Over a year after a Black man died in police custody, Illinois city opens investigation into police department
An Illinois city is launching an investigation into its police department following the death of a Black man in police custody last year, CBS station WBBM-TV reports. City leaders in Joliet, a Chicago suburb, agreed to hire a private attorney to conduct the independent investigation more than a year after the death of Eric Lurry, the station reported Tuesday.
Lurry, 37, was taken into custody during a drug arrest in January 2020. The county coroner's office called his death an accidental drug overdose, and local prosecutors said his death wasn't the result of officers' actions.

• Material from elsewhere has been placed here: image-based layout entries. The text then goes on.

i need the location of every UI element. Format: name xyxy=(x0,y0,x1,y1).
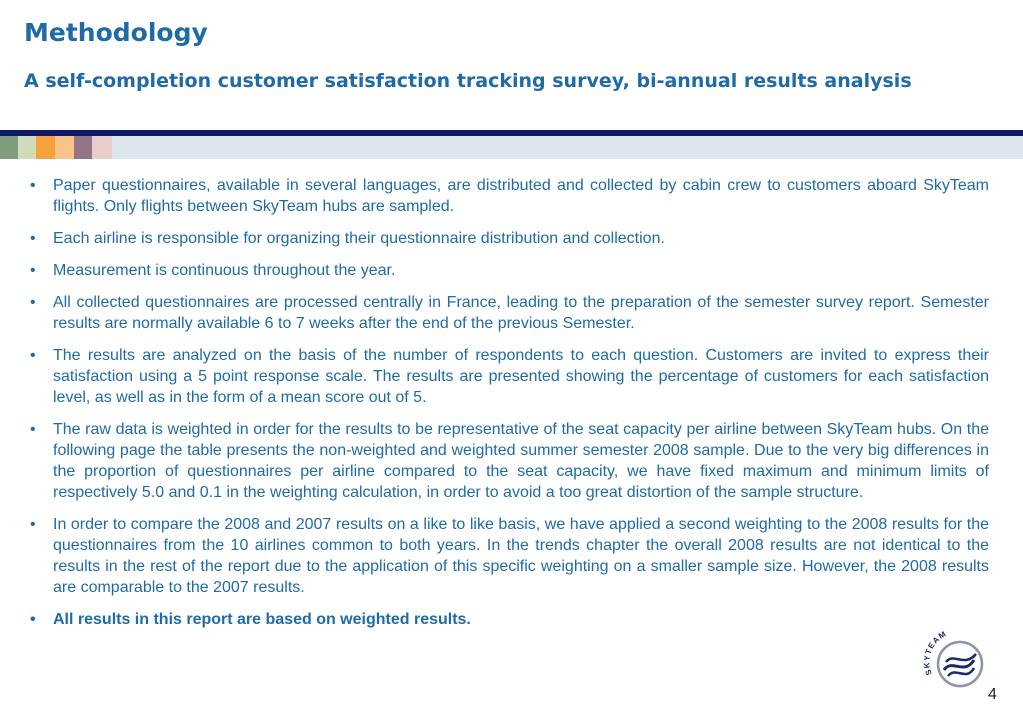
bullet-dot-icon: • xyxy=(30,262,36,279)
stripe-block xyxy=(112,136,1023,159)
page-title: Methodology xyxy=(24,18,208,47)
bullet-item: • All results in this report are based on… xyxy=(30,609,989,630)
bullet-text: The raw data is weighted in order for th… xyxy=(53,421,989,501)
bullet-text: All collected questionnaires are process… xyxy=(53,294,989,332)
stripe-block xyxy=(55,136,74,159)
bullet-text: Measurement is continuous throughout the… xyxy=(53,262,396,279)
bullet-item: • Paper questionnaires, available in seve… xyxy=(30,175,989,217)
bullet-item: • All collected questionnaires are proces… xyxy=(30,292,989,334)
bullet-item: • In order to compare the 2008 and 2007 r… xyxy=(30,514,989,598)
page-subtitle: A self-completion customer satisfaction … xyxy=(24,70,912,92)
bullet-text: All results in this report are based on … xyxy=(53,611,471,628)
header-rule xyxy=(0,130,1023,136)
bullet-dot-icon: • xyxy=(30,611,36,628)
bullet-text: Paper questionnaires, available in sever… xyxy=(53,177,989,215)
bullet-item: • Each airline is responsible for organiz… xyxy=(30,228,989,249)
bullet-text: Each airline is responsible for organizi… xyxy=(53,230,665,247)
stripe-block xyxy=(36,136,55,159)
skyteam-logo: SKYTEAM xyxy=(922,630,984,688)
bullet-list: • Paper questionnaires, available in seve… xyxy=(30,175,989,630)
color-stripe xyxy=(0,136,1023,159)
bullet-dot-icon: • xyxy=(30,516,36,533)
page-number: 4 xyxy=(988,686,997,703)
bullet-text: In order to compare the 2008 and 2007 re… xyxy=(53,516,989,596)
bullet-dot-icon: • xyxy=(30,347,36,364)
bullet-dot-icon: • xyxy=(30,294,36,311)
stripe-block xyxy=(0,136,18,159)
bullet-dot-icon: • xyxy=(30,421,36,438)
bullet-item: • The raw data is weighted in order for t… xyxy=(30,419,989,503)
bullet-item: • Measurement is continuous throughout th… xyxy=(30,260,989,281)
stripe-block xyxy=(18,136,36,159)
bullet-dot-icon: • xyxy=(30,230,36,247)
stripe-block xyxy=(74,136,92,159)
bullet-content: • Paper questionnaires, available in seve… xyxy=(30,175,989,641)
bullet-item: • The results are analyzed on the basis o… xyxy=(30,345,989,408)
stripe-block xyxy=(92,136,112,159)
bullet-dot-icon: • xyxy=(30,177,36,194)
bullet-text: The results are analyzed on the basis of… xyxy=(53,347,989,406)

In video footage from a squad car camera obtained by WBBM-TV, a Joliet police sergeant, identified by the station as Doug May, is seen slapping Lurry's face while he was handcuffed in the back seat of the car. "Wake up, bitch," May says.
May then appears to pinch Lurry's nose closed for a minute and 38 seconds, WBBM-TV reports. Joliet police Sergeant Javier Esqueda, a training officer, told the station Lurry may have been chewing on a bag of drugs earlier in the video footage and officers wanted him to open his mouth.

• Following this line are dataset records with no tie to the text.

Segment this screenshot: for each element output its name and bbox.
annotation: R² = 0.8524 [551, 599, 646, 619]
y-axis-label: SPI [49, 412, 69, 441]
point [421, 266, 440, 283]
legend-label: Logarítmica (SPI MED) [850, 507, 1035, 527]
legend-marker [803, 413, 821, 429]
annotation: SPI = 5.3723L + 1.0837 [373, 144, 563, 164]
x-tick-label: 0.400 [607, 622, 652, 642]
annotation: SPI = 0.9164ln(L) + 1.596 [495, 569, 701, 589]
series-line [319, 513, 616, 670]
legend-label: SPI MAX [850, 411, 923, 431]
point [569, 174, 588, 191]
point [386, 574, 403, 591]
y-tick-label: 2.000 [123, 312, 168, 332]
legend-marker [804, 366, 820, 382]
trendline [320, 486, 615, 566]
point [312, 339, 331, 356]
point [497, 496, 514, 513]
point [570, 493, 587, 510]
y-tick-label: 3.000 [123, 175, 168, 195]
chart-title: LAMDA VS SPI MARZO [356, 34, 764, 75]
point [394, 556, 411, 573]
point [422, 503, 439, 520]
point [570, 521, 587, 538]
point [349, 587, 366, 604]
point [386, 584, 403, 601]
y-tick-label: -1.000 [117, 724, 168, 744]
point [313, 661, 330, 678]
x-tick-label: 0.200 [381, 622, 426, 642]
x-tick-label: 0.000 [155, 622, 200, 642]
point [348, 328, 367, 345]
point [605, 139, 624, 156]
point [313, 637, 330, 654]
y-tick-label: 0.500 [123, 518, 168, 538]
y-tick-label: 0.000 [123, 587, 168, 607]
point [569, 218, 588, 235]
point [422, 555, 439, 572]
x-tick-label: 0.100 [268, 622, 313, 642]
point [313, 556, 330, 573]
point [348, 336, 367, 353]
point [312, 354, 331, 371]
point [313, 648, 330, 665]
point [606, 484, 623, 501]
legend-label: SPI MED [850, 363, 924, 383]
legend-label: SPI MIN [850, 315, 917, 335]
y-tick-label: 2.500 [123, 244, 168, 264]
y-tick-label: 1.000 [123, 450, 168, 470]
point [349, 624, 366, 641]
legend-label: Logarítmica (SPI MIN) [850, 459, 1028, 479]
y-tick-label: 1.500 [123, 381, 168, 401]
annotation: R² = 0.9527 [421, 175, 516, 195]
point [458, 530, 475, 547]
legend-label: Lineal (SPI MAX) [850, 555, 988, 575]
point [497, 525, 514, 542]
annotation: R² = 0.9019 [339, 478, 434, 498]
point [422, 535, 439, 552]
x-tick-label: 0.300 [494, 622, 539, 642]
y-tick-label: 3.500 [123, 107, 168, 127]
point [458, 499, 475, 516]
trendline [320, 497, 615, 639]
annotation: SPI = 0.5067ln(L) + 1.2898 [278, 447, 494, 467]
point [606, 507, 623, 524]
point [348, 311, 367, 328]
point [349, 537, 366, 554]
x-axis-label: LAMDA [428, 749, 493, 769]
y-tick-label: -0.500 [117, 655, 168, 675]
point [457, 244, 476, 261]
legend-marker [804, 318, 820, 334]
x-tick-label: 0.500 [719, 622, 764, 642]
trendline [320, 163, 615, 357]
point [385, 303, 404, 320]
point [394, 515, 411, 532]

"That's been written in the law for a couple years you can't do that anymore to try to get him to cough up any kind of drugs in their system," Esqueda told WBBM-TV in an interview broadcast last July.
Later, another officer is seen on the squad car video inserting a baton into Lurry's open mouth. Lurry is eventually taken to a hospital, where he was pronounced dead hours after his arrival.
In July, the coroner for Will County, which includes Joliet, said in a statement Lurry had "fatal doses" of heroin, fentanyl and cocaine in his system and called Lurry's death an accident. "The levels or concentrations were over 10 times the fatal range," Patrick O'Neil, the county coroner at the time, said in the statement.
O'Neil said the squad car video was reviewed before determining Lurry's cause of death. Also in July, the county prosecutor's office said in a statement that Lurry's death "did not result directly from any action or inaction by an officer of the Joliet Police Department."
Lurry's widow is suing the city and the officers involved in federal court, according to WBBM-TV.